Assinie's survival was precarious, however. It was not until the mid-nineteenth century that the French were firmly established in Côte d'Ivoire. In 1843–1844, French admiral Bouët-Willaumez signed treaties with the kings of the Grand Bassam and Assinie regions, placing their territories under a French protectorate. French explorers, missionaries, trading companies, and soldiers gradually extended the area under French control inland from the lagoon region. Pacification was not accomplished until 1915.
Activity along the coast stimulated European interest in the interior, especially along the two great rivers, the Senegal and the Niger. Concerted French exploration of West Africa began in the mid-nineteenth century but moved slowly, based more on individual initiative than on government policy. In the 1840s, the French concluded a series of treaties with local West African rulers that enabled the French to build fortified posts along the Gulf of Guinea to serve as permanent trading centres.
France also wanted to maintain a presence in the region to stem the increasing influence of the British along the Gulf of Guinea coast.
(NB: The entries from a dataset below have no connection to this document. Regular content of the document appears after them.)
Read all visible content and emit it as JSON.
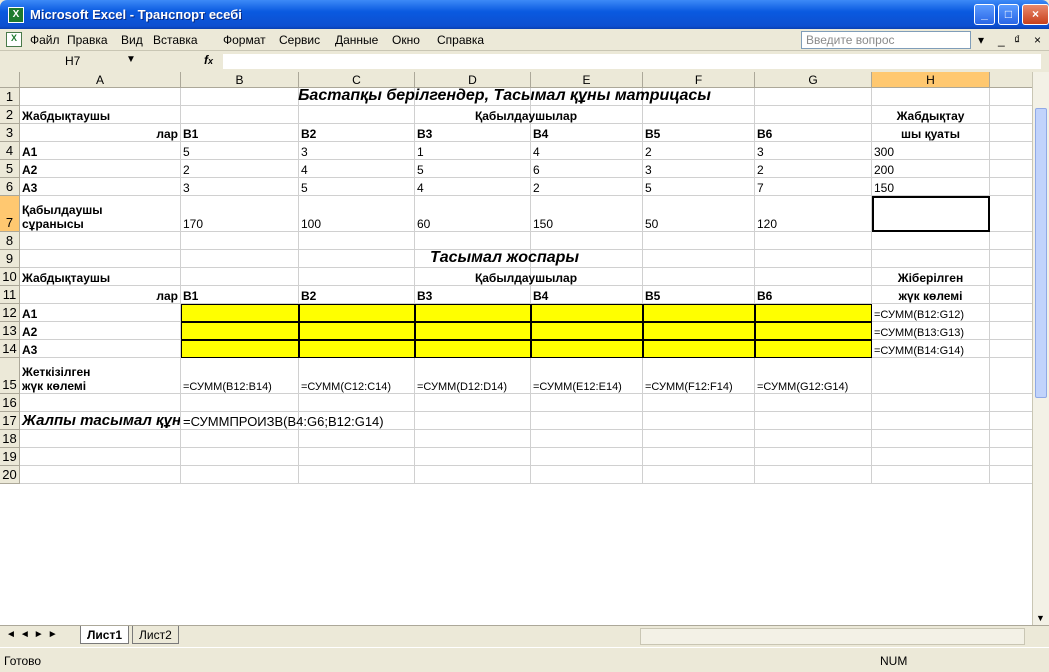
{
  "window": {
    "title": "Microsoft Excel - Транспорт есебі"
  },
  "menu": [
    "Файл",
    "Правка",
    "Вид",
    "Вставка",
    "Формат",
    "Сервис",
    "Данные",
    "Окно",
    "Справка"
  ],
  "ask_placeholder": "Введите вопрос",
  "namebox": "H7",
  "fx": "fx",
  "columns": [
    "A",
    "B",
    "C",
    "D",
    "E",
    "F",
    "G",
    "H"
  ],
  "rows": [
    "1",
    "2",
    "3",
    "4",
    "5",
    "6",
    "7",
    "8",
    "9",
    "10",
    "11",
    "12",
    "13",
    "14",
    "15",
    "16",
    "17",
    "18",
    "19",
    "20"
  ],
  "cells": {
    "title1": "Бастапқы берілгендер, Тасымал құны матрицасы",
    "supplier_head_1": "Жабдықтаушы",
    "supplier_head_2": "лар",
    "receivers": "Қабылдаушылар",
    "capacity_1": "Жабдықтау",
    "capacity_2": "шы қуаты",
    "b_headers": [
      "B1",
      "B2",
      "B3",
      "B4",
      "B5",
      "B6"
    ],
    "a_rows": [
      "A1",
      "A2",
      "A3"
    ],
    "cost_matrix": [
      [
        "5",
        "3",
        "1",
        "4",
        "2",
        "3"
      ],
      [
        "2",
        "4",
        "5",
        "6",
        "3",
        "2"
      ],
      [
        "3",
        "5",
        "4",
        "2",
        "5",
        "7"
      ]
    ],
    "capacities": [
      "300",
      "200",
      "150"
    ],
    "demand_1": "Қабылдаушы",
    "demand_2": "сұранысы",
    "demands": [
      "170",
      "100",
      "60",
      "150",
      "50",
      "120"
    ],
    "title2": "Тасымал жоспары",
    "sent_1": "Жіберілген",
    "sent_2": "жүк көлемі",
    "sent_formulas": [
      "=СУММ(B12:G12)",
      "=СУММ(B13:G13)",
      "=СУММ(B14:G14)"
    ],
    "delivered_1": "Жеткізілген",
    "delivered_2": "жүк көлемі",
    "delivered_formulas": [
      "=СУММ(B12:B14)",
      "=СУММ(C12:C14)",
      "=СУММ(D12:D14)",
      "=СУММ(E12:E14)",
      "=СУММ(F12:F14)",
      "=СУММ(G12:G14)"
    ],
    "total_label": "Жалпы тасымал құны F",
    "total_formula": "=СУММПРОИЗВ(B4:G6;B12:G14)"
  },
  "sheets": [
    "Лист1",
    "Лист2"
  ],
  "status": {
    "left": "Готово",
    "num": "NUM"
  },
  "colors": {
    "highlight": "#ffff00",
    "selected_header": "#ffc870"
  }
}
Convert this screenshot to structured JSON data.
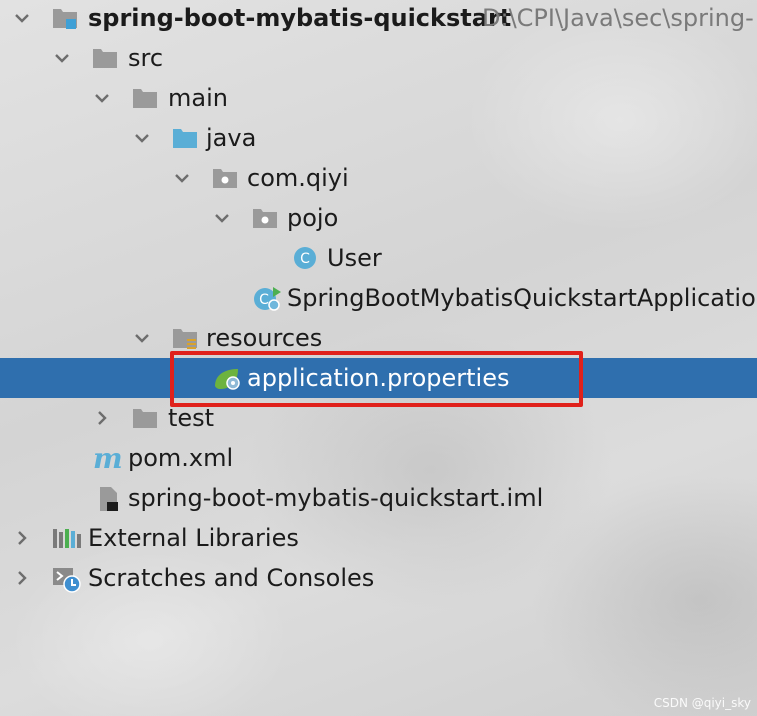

The French built naval bases to keep out non-French traders and began a systematic conquest of the interior. (They accomplished this only after a long war in the 1890s against Mandinka forces, mostly from Gambia. Guerrilla warfare by the Baoulé and other eastern groups continued until 1917).The first posts in Côte d'Ivoire included one at Assinie and another at Grand Bassam, which became the colony's first capital. The treaties provided for French sovereignty within the posts, and for trading privileges in exchange for fees or coutumes paid annually to the local rulers for the use of the land. The arrangement was not entirely satisfactory to the French, because trade was limited and misunderstandings over treaty obligations often arose. Nevertheless, the French government maintained the treaties, hoping to expand trade.
The defeat of France in the Franco-Prussian War in 1871 and the subsequent annexation by Germany of the French province of Alsace Lorraine caused the French government to abandon its colonial ambitions and withdraw its military garrisons from its French West African trading posts, leaving them in the care of resident merchants. The trading post at Grand Bassam in Côte d'Ivoire was left in the care of a shipper from Marseille, Arthur Verdier, who in 1878 was named Resident of the Establishment of Côte d'Ivoire.
In 1886, to support its claims of effective occupation, France again assumed direct control of its West African coastal trading posts and embarked on an accelerated program of exploration in the interior. In 1887 Lieutenant Louis Gustave Binger began a two-year journey that traversed parts of Côte d'Ivoire's interior. By the end of the journey, he had concluded four treaties establishing French protectorates in Côte d'Ivoire. Also in 1887, Verdier's agent, Marcel Treich-Laplène, negotiated five additional agreements that extended French influence from the headwaters of the Niger River Basin through Côte d'Ivoire.